Neumann was appalled. Just what had he got himself into? He always had known that terraforming involved some incredibly difficult and dangerous work, and that usually the workers who did it were ones who were more desperate—couldn’t find safer work, desperately needed the money, or found themselves obligated to do the work to pay off debts or work off indentures. Somehow, in his innocence, he had figured that these workers were adequately compensated for the risks they took. To be confronted with the reality of it was very harsh. They weren’t indentured, and they sure as hell weren’t volunteers—they were slaves. It was sickening. He thought back to all the times he had suggested, hinted, applied and directly requested his supervisor, back at Blue Sun Corporation, to allow him to travel to the terraforming sites to do field work. Had she just been protecting him from the knowledge? Had she known that he would encounter slavery—the brutal, unalloyed use of human chattel to do work that should have been done some other way—and had she, knowing his sensitivity, had she wanted to spare him from the dirty, dark secret of terraforming?

And now it appeared that he had signed on to serve a captain who would willingly participate in the sickening slave trade. Who stood there calmly asking about the best way to load human beings on his ship as if they were cargo, who coolly asked about provisions and bedding as if those human beings were no more than livestock. And who did it right in front of the very human beings who had been enslaved and were forced to labor with no respite. It was revolting. Captain Reynolds was an enigma to Ip Neumann. Closed-off, cynical, violent—everything that Ip himself was not. Neumann began to question his own naïveté in signing on with the crew of Serenity. Not even finding out about the terraforming mystery on Miranda was worth associating with someone so morally compromised that he could so nonchalantly consider entering into the slave trade. Ip began to feel glad that he would be leaving the ship on Persephone. How could a sweet girl like Kaylee, an educated lady like Inara, an intelligent man like Simon associate themselves with such scum?

* * *

Mal gathered the crew for a conference.

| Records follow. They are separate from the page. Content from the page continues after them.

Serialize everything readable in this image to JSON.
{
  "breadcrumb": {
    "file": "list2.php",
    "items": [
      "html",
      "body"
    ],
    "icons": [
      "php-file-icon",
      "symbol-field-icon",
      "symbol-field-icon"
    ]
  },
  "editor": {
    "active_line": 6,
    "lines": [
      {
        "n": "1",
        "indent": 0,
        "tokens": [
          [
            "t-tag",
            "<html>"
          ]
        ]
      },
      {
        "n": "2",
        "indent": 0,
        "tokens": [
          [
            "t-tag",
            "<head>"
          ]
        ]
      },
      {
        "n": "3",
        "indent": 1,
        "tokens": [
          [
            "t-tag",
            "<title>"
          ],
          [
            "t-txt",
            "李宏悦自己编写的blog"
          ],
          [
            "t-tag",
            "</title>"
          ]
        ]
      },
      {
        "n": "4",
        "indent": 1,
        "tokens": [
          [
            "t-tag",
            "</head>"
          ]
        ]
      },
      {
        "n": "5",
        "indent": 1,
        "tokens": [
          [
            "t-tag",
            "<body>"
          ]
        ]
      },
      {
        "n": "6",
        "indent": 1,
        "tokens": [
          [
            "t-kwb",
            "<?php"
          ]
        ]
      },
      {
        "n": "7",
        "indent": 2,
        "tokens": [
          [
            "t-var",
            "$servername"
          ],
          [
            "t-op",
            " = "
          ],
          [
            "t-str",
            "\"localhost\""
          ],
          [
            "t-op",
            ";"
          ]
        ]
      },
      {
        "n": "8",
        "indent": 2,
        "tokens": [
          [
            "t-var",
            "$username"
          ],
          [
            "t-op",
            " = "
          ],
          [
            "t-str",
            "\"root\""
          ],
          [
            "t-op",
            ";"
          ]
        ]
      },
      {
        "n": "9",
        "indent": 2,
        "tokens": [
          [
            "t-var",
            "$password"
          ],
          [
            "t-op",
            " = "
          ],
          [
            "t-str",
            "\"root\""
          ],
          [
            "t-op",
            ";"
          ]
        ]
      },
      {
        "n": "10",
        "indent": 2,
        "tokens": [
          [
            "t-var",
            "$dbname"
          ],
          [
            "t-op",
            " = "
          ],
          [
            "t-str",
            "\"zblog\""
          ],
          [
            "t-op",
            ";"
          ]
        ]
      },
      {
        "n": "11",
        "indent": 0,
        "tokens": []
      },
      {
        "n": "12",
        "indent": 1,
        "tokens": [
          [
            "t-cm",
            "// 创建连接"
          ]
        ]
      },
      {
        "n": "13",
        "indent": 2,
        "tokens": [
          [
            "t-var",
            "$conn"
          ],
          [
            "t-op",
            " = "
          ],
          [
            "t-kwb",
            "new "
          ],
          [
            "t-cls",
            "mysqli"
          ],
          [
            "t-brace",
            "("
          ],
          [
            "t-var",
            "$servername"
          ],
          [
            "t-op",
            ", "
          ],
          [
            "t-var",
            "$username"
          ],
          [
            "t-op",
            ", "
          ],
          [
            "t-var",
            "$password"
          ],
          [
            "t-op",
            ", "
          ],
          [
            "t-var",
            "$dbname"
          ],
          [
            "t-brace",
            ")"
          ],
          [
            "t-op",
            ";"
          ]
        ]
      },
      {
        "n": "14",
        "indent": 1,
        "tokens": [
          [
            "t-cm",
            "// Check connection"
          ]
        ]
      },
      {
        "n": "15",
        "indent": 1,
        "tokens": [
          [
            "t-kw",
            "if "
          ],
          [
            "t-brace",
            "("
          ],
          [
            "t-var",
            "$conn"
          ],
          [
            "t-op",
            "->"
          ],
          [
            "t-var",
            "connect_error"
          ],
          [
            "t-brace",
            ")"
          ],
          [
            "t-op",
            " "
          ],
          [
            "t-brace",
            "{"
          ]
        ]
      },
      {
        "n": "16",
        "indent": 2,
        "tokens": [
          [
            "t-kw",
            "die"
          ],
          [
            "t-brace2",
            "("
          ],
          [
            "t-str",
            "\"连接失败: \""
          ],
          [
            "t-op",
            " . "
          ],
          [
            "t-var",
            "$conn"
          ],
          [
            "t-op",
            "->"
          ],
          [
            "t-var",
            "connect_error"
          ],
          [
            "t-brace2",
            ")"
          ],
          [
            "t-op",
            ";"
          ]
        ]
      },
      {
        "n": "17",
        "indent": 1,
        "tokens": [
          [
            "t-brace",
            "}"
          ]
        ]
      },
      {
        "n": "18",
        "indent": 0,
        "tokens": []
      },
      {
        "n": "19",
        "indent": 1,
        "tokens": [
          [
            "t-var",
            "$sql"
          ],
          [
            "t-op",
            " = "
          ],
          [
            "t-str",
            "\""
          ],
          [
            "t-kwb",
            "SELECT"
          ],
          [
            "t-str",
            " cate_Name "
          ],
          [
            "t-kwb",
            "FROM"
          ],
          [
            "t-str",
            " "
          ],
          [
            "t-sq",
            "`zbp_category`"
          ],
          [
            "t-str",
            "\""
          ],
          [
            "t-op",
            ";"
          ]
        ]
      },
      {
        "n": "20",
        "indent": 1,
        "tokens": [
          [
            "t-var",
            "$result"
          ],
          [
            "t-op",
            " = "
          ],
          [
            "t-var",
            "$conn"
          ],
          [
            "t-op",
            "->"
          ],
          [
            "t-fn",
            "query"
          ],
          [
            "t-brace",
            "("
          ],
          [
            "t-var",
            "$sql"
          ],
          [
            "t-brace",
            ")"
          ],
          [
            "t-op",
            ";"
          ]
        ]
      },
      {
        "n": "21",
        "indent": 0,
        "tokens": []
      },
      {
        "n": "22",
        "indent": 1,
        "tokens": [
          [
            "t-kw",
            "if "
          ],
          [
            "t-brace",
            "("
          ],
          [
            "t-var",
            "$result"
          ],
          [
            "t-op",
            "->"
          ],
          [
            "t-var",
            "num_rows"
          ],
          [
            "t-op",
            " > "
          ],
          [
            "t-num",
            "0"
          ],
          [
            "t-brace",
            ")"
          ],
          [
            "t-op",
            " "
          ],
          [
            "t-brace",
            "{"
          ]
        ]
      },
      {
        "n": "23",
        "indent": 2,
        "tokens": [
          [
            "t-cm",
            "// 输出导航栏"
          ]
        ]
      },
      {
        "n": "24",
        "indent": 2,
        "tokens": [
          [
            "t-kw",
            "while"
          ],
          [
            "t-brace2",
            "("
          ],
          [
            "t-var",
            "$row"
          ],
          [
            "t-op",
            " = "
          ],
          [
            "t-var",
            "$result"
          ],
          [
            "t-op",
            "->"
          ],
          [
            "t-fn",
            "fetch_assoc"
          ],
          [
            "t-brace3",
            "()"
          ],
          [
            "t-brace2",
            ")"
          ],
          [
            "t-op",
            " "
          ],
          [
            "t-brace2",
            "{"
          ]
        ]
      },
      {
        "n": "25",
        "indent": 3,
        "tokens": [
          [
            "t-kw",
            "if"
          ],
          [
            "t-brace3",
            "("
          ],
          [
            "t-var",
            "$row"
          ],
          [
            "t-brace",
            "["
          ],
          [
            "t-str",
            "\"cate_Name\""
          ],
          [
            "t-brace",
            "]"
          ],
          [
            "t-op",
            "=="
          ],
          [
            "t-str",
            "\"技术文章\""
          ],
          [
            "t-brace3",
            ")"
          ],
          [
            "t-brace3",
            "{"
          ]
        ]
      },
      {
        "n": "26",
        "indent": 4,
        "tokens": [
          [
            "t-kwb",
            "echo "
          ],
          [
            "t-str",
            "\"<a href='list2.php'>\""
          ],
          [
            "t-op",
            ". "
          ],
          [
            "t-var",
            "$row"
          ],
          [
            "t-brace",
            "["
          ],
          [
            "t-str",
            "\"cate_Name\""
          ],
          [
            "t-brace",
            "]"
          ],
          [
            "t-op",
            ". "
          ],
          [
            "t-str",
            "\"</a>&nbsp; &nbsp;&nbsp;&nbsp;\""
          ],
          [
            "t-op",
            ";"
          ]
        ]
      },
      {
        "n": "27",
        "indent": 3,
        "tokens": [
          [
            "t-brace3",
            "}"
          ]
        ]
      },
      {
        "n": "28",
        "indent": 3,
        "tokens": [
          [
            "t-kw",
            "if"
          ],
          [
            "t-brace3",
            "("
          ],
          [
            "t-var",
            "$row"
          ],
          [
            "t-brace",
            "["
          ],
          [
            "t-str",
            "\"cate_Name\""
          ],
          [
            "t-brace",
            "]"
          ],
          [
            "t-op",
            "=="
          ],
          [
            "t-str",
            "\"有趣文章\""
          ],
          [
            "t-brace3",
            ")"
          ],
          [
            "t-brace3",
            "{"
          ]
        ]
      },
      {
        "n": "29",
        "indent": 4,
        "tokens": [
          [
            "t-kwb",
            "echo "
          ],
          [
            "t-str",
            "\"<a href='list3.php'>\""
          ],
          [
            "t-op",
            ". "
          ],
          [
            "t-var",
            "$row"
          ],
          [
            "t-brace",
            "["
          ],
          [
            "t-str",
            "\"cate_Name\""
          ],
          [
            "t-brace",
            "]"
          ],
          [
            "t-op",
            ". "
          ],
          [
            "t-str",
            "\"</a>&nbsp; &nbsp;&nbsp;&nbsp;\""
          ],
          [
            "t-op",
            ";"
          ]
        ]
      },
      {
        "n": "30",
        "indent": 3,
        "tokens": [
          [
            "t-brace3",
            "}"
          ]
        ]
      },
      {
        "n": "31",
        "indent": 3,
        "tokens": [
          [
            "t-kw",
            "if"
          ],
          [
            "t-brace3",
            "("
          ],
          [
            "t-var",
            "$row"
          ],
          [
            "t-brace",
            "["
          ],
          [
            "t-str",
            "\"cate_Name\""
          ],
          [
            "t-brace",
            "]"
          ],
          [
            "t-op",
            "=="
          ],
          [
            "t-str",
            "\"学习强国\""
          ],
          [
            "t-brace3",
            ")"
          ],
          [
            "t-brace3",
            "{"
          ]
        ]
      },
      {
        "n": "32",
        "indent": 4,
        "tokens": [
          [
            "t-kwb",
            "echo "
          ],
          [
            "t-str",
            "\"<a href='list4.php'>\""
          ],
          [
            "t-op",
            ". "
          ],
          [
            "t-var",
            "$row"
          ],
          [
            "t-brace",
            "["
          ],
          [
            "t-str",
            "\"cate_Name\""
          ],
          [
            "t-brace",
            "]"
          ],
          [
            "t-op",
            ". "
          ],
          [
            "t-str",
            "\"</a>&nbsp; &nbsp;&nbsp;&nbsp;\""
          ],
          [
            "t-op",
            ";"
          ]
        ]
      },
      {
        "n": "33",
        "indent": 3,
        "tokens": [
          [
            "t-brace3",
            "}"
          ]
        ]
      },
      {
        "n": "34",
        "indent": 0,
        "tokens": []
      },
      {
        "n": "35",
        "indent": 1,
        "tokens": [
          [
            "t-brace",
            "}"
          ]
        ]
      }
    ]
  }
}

Kaylee and Simon stood aloof from one another. It was clear they had still not made up. Inara was still angry with Mal, and kept to her shuttle. Neumann was not to be trusted, and Mal had excluded him from the discussion. River stood mooning about on the far end of the room, with a far-away look on her face, yet Mal knew she was taking everything in.

“…So you, and Jayne, and I will escort the people in three groups,” Mal said to Zoe. “Albatross’ll be standing by keeping the engines warm. I’ve already cleared our take-off time with Port Authority, so it won’t come as no surprise when Serenity lifts off. What’s on your mind, Zoe?”

“Sir, have you thought about the defenses?”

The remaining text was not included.